The IIHS on Wednesday said that automakers are on track to meet their goal of making automatic emergency braking standard on nearly every new car by 2022.
About half of the new cars produced for the American market between Sept. 1, 2017 and Aug. 31, 2018 left the factory fitted with an automatic emergency braking system. When the IIHS collected similar data in 2017, the only about a third of new cars built had the potentially life-saving tech. About 2.2 million of the 2.5 million cars Toyota built during the study period had automatic emergency braking, making it the largest producer of cars with the technology. Nissan came in second by fitting about 1.1 million of the 1.4 million cars it built with automatic emergency braking.

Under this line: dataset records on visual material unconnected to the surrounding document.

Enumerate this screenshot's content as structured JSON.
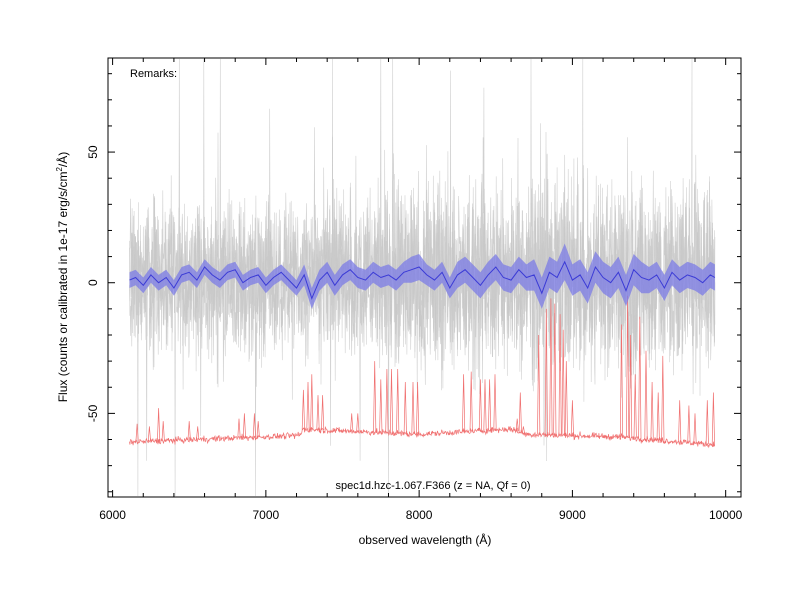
{
  "chart_data": {
    "type": "line",
    "title": "spec1d.hzc-1.067.F366 (z =   NA, Qf = 0)",
    "remarks_label": "Remarks:",
    "xlabel": "observed wavelength (Å)",
    "ylabel_main": "Flux (counts or calibrated in 1e-17 erg/s/cm",
    "ylabel_sup": "2",
    "ylabel_end": "/Å)",
    "xlim": [
      5970,
      10100
    ],
    "ylim": [
      -82,
      86
    ],
    "x_ticks": [
      6000,
      7000,
      8000,
      9000,
      10000
    ],
    "x_tick_labels": [
      "6000",
      "7000",
      "8000",
      "9000",
      "10000"
    ],
    "y_ticks": [
      -50,
      0,
      50
    ],
    "y_tick_labels": [
      "-50",
      "0",
      "50"
    ],
    "x_minor_step": 200,
    "y_minor_step": 10,
    "grid": false,
    "series": [
      {
        "kind": "raw-spectrum",
        "color": "#c8c8c8",
        "x_range": [
          6110,
          9930
        ],
        "y_center": 2,
        "y_spread_1sigma": 14
      },
      {
        "kind": "smoothed-flux",
        "color": "#3b3bd6",
        "band_color": "#7b7be6",
        "x": [
          6110,
          6150,
          6200,
          6250,
          6300,
          6350,
          6400,
          6450,
          6500,
          6550,
          6600,
          6650,
          6700,
          6750,
          6800,
          6850,
          6900,
          6950,
          7000,
          7050,
          7100,
          7150,
          7200,
          7250,
          7300,
          7350,
          7400,
          7450,
          7500,
          7550,
          7600,
          7650,
          7700,
          7750,
          7800,
          7850,
          7900,
          7950,
          8000,
          8050,
          8100,
          8150,
          8200,
          8250,
          8300,
          8350,
          8400,
          8450,
          8500,
          8550,
          8600,
          8650,
          8700,
          8750,
          8800,
          8850,
          8900,
          8950,
          9000,
          9050,
          9100,
          9150,
          9200,
          9250,
          9300,
          9350,
          9400,
          9450,
          9500,
          9550,
          9600,
          9650,
          9700,
          9750,
          9800,
          9850,
          9900,
          9930
        ],
        "y": [
          1,
          2,
          -1,
          3,
          0,
          2,
          -2,
          3,
          4,
          1,
          6,
          3,
          1,
          4,
          5,
          0,
          2,
          3,
          -1,
          2,
          4,
          1,
          -2,
          3,
          -6,
          1,
          4,
          -1,
          3,
          5,
          2,
          1,
          4,
          2,
          3,
          1,
          4,
          5,
          6,
          3,
          1,
          4,
          -2,
          3,
          5,
          2,
          -1,
          3,
          6,
          2,
          1,
          5,
          2,
          3,
          -4,
          4,
          2,
          8,
          1,
          3,
          -2,
          6,
          2,
          0,
          4,
          -3,
          5,
          2,
          1,
          3,
          -2,
          4,
          1,
          3,
          2,
          0,
          3,
          2
        ],
        "band_halfwidth": [
          3,
          3,
          3,
          3,
          3,
          3,
          3,
          3,
          3,
          3,
          3,
          3,
          3,
          3,
          3,
          3,
          3,
          3,
          3,
          3,
          3,
          3,
          3,
          4,
          4,
          4,
          4,
          4,
          4,
          4,
          4,
          4,
          4,
          4,
          4,
          4,
          4,
          5,
          5,
          4,
          4,
          4,
          4,
          5,
          5,
          5,
          5,
          5,
          5,
          5,
          5,
          5,
          5,
          6,
          6,
          6,
          6,
          7,
          6,
          6,
          6,
          6,
          6,
          6,
          6,
          6,
          6,
          6,
          5,
          5,
          5,
          5,
          5,
          5,
          5,
          5,
          5,
          5
        ]
      },
      {
        "kind": "sky-spectrum",
        "color": "#f07070",
        "baseline": [
          [
            6110,
            -61
          ],
          [
            7200,
            -58.5
          ],
          [
            7230,
            -58
          ],
          [
            7240,
            -56
          ],
          [
            8000,
            -58
          ],
          [
            8300,
            -57
          ],
          [
            8600,
            -56
          ],
          [
            8700,
            -58
          ],
          [
            9300,
            -59
          ],
          [
            9930,
            -62
          ]
        ],
        "lines": [
          [
            6160,
            -54
          ],
          [
            6240,
            -55
          ],
          [
            6300,
            -48
          ],
          [
            6330,
            -53
          ],
          [
            6500,
            -53
          ],
          [
            6555,
            -55
          ],
          [
            6825,
            -52
          ],
          [
            6860,
            -50
          ],
          [
            6925,
            -50
          ],
          [
            6950,
            -53
          ],
          [
            7245,
            -41
          ],
          [
            7275,
            -38
          ],
          [
            7300,
            -35
          ],
          [
            7340,
            -43
          ],
          [
            7370,
            -43
          ],
          [
            7560,
            -50
          ],
          [
            7600,
            -50
          ],
          [
            7710,
            -30
          ],
          [
            7750,
            -37
          ],
          [
            7790,
            -33
          ],
          [
            7820,
            -33
          ],
          [
            7860,
            -33
          ],
          [
            7910,
            -38
          ],
          [
            7960,
            -38
          ],
          [
            7990,
            -38
          ],
          [
            8290,
            -35
          ],
          [
            8340,
            -34
          ],
          [
            8400,
            -37
          ],
          [
            8430,
            -37
          ],
          [
            8460,
            -37
          ],
          [
            8495,
            -35
          ],
          [
            8640,
            -52
          ],
          [
            8660,
            -42
          ],
          [
            8680,
            -55
          ],
          [
            8780,
            -20
          ],
          [
            8830,
            -10
          ],
          [
            8860,
            -6
          ],
          [
            8885,
            -8
          ],
          [
            8920,
            -12
          ],
          [
            8940,
            -18
          ],
          [
            8960,
            -30
          ],
          [
            9000,
            -45
          ],
          [
            9320,
            -16
          ],
          [
            9360,
            -5
          ],
          [
            9380,
            -20
          ],
          [
            9410,
            -35
          ],
          [
            9440,
            -13
          ],
          [
            9480,
            -26
          ],
          [
            9520,
            -38
          ],
          [
            9560,
            -42
          ],
          [
            9590,
            -28
          ],
          [
            9700,
            -45
          ],
          [
            9760,
            -47
          ],
          [
            9800,
            -50
          ],
          [
            9880,
            -45
          ],
          [
            9920,
            -42
          ]
        ]
      }
    ]
  }
}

Jaguar Land Rover didn't build a single vehicle for the U.S. market with automatic emergency braking during the study period, although nearly two thirds of the British automaker's 2019 models now come standard with the tech. Anchoring the bottom of the list are Mitsubishi, Ford/Lincoln, and Porsche, all of which built fewer than 10 percent of their cars with the tech during the study period.
Far more 2019 vehicles now come with automatic emergency braking as standard than before, according to information compiled for the IIHS by Consumer Reports. Every 2019 Volvo and Tesla bound for an American buyer has the tech fitted, while more than 80 percent of 2019 Toyota/Lexus, Mercedes-Benz, Audi, and BMW models have the feature.
Fiat Chrysler Automobiles, General Motors, and Mitsubishi lag the industry by not making the gear standard equipment on any 2019 model.
The 20 major automakers that agreed to make the system standard on every car by 2022 will cover 99 percent of the new cars sold in the U.S.